À la suite d’un suicide, il n’est pas rare de développer un état de stress post-traumatique (ESPT), notamment chez la personne qui a découvert le corps, remarque le psychiatre.
S’en remettre au mystère de l’altérité
Lorsque, après une tentative de suicide, on demande à la personne pourquoi elle a fait ça, elle répond le plus souvent : « Je ne sais pas. Je voulais juste arrêter d’avoir mal. » En thérapie, une partie du travail sera d’amener le patient en deuil à intégrer qu’il n’y aura pas d’explication au geste de l’autre, que l’autre est autre. Et à abandonner cette question épuisante et vaine : « Est-ce que j’aurais pu faire quelque chose qui aurait fait la différence ? » Le suicide souligne les inévitables carences que nous avons tous dans nos relations affectives. Le deuil qui s’ensuit est d’une extrême solitude.
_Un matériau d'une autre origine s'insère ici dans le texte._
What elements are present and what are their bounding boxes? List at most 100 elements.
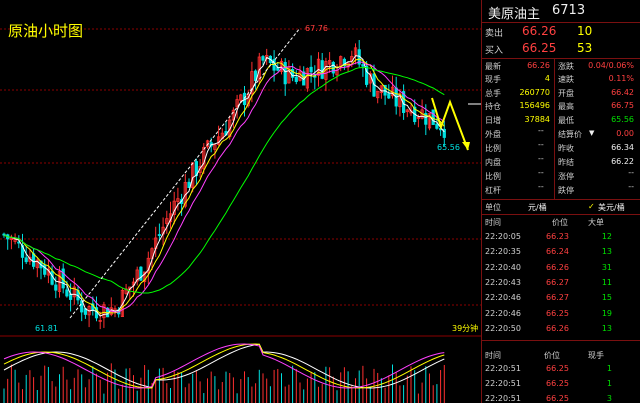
stat-label: 最低 — [558, 116, 574, 125]
stat-label: 涨跌 — [558, 62, 574, 71]
stat-label: 比例 — [485, 172, 501, 181]
trade-time: 22:20:50 — [485, 323, 521, 333]
trade-time: 22:20:43 — [485, 277, 521, 287]
stat-label: 昨结 — [558, 158, 574, 167]
symbol-name: 美原油主 — [488, 7, 541, 22]
unit-toggle[interactable]: 美元/桶 — [598, 202, 625, 213]
ma-line-4 — [3, 66, 445, 294]
ticks-col-vol: 现手 — [588, 351, 604, 360]
tick-price: 66.25 — [546, 379, 569, 388]
high-label: 67.76 — [305, 24, 328, 33]
stat-label: 开盘 — [558, 89, 574, 98]
tick-time: 22:20:51 — [485, 394, 521, 403]
empty-dashes: -- — [628, 182, 634, 191]
unit-value: 元/桶 — [528, 203, 547, 212]
stat-value: 0.04/0.06% — [588, 61, 634, 70]
ma-line-1 — [3, 55, 445, 317]
divider — [482, 58, 640, 59]
candle-body — [320, 60, 324, 79]
candle-body — [32, 253, 36, 267]
trade-volume: 13 — [601, 323, 612, 333]
empty-dashes: -- — [538, 168, 544, 177]
sell-qty: 10 — [577, 24, 593, 38]
tick-time: 22:20:51 — [485, 364, 521, 373]
trades-col-price: 价位 — [552, 218, 568, 227]
stat-label: 现手 — [485, 75, 501, 84]
stat-value: 0.11% — [608, 74, 634, 83]
candle-body — [435, 123, 439, 129]
stat-label: 总手 — [485, 89, 501, 98]
stat-label: 持仓 — [485, 102, 501, 111]
low-label: 61.81 — [35, 324, 58, 333]
divider — [482, 22, 640, 23]
empty-dashes: -- — [538, 154, 544, 163]
caret-down-icon[interactable]: ▼ — [589, 129, 594, 137]
buy-qty: 53 — [577, 41, 593, 55]
buy-price: 66.25 — [522, 41, 557, 55]
candle-body — [294, 76, 298, 82]
quote-panel: 美原油主 6713 卖出 66.26 10 买入 66.25 53 最新 66.2… — [481, 0, 640, 403]
stat-label: 内盘 — [485, 158, 501, 167]
sell-price: 66.26 — [522, 24, 557, 38]
symbol-code: 6713 — [552, 3, 586, 18]
trades-col-vol: 大单 — [588, 218, 604, 227]
symbol-header[interactable]: 美原油主 6713 — [482, 0, 640, 22]
candle-body — [361, 64, 365, 67]
unit-label: 单位 — [485, 203, 501, 212]
trade-time: 22:20:35 — [485, 247, 521, 257]
stat-label: 跌停 — [558, 186, 574, 195]
stat-label: 昨收 — [558, 144, 574, 153]
stat-label: 涨停 — [558, 172, 574, 181]
column-divider — [554, 58, 555, 199]
stat-value: 0.00 — [616, 129, 634, 138]
stat-label: 杠杆 — [485, 186, 501, 195]
trade-volume: 11 — [601, 277, 612, 287]
empty-dashes: -- — [538, 126, 544, 135]
stat-value: 66.34 — [611, 143, 634, 152]
divider — [482, 199, 640, 200]
stat-value: 65.56 — [611, 115, 634, 124]
checkmark-icon: ✓ — [588, 202, 595, 211]
trade-time: 22:20:40 — [485, 262, 521, 272]
tick-price: 66.25 — [546, 364, 569, 373]
candle-body — [65, 289, 69, 297]
candle-body — [387, 93, 391, 99]
divider — [482, 214, 640, 215]
stat-value: 260770 — [519, 88, 550, 97]
candlestick-chart-svg[interactable]: 67.76 61.81 65.56 39分钟 — [0, 0, 481, 403]
stat-label: 日增 — [485, 116, 501, 125]
stat-label: 速跌 — [558, 75, 574, 84]
empty-dashes: -- — [538, 182, 544, 191]
stat-label: 最高 — [558, 102, 574, 111]
candle-body — [24, 257, 28, 263]
arrow-head-icon — [462, 142, 470, 150]
trade-price: 66.23 — [546, 232, 569, 241]
last-price-label: 65.56 — [437, 143, 460, 152]
candle-body — [283, 61, 287, 85]
ma-line-2 — [3, 58, 445, 315]
candle-body — [157, 234, 161, 236]
trade-time: 22:20:05 — [485, 232, 521, 241]
stat-label: 外盘 — [485, 130, 501, 139]
trade-price: 66.24 — [546, 247, 569, 257]
trade-volume: 15 — [601, 293, 612, 303]
price-chart[interactable]: 67.76 61.81 65.56 39分钟 原油小时图 — [0, 0, 481, 403]
ma-line-3 — [3, 61, 445, 313]
stat-value: 66.75 — [611, 101, 634, 110]
trade-price: 66.26 — [546, 323, 569, 333]
trade-volume: 13 — [601, 247, 612, 257]
tick-volume: 3 — [606, 394, 612, 403]
candle-body — [431, 109, 435, 125]
tick-time: 22:20:51 — [485, 379, 521, 388]
divider — [482, 340, 640, 341]
chart-title: 原油小时图 — [8, 22, 84, 40]
trade-volume: 31 — [601, 262, 612, 272]
stat-label: 结算价 — [558, 130, 582, 139]
tick-volume: 1 — [606, 379, 612, 388]
candle-body — [309, 66, 313, 73]
stat-value: 66.22 — [611, 157, 634, 166]
stat-label: 最新 — [485, 62, 501, 71]
trade-volume: 12 — [601, 232, 612, 241]
stat-value: 66.26 — [527, 61, 550, 70]
trade-volume: 19 — [601, 308, 612, 318]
Pour cette raison, conseille Christophe Fauré, il est bon de ne pas cheminer seul, de trouver un accompagnement : un thérapeute, un groupe de parole, un forum sur Internet… C’est-à-dire des interlocuteurs qui connaissent la question, qui ont l’expérience nécessaire pour comprendre ce que nous vivons.
*EMDR : initiales anglaises pour Eye-mouvement Desensitization and Reprocessing. En Français : Désensibilisation et retraitement par les Mouvements Oculaires.
La contagion suicidaire
Un suicide peut augmenter les risques d’autres cas dans l’entourage. Comme si, en se donnant la mort, l’autre avait enfreint une frontière que l’on s’interdisait jusque-là et qui devient soudain franchissable. Un interdit a été levé et ce que l’on n’aurait jamais imaginé pour soi devient envisageable. C’est pourquoi, après un suicide dans une collectivité (entreprise, école, prison…), on met en place des cellules d’accompagnement psychologique, dans le but d’ouvrir un espace où les émotions peuvent s’exprimer, mais aussi où l’on peut identifier les personnes à risque de passage à l’acte.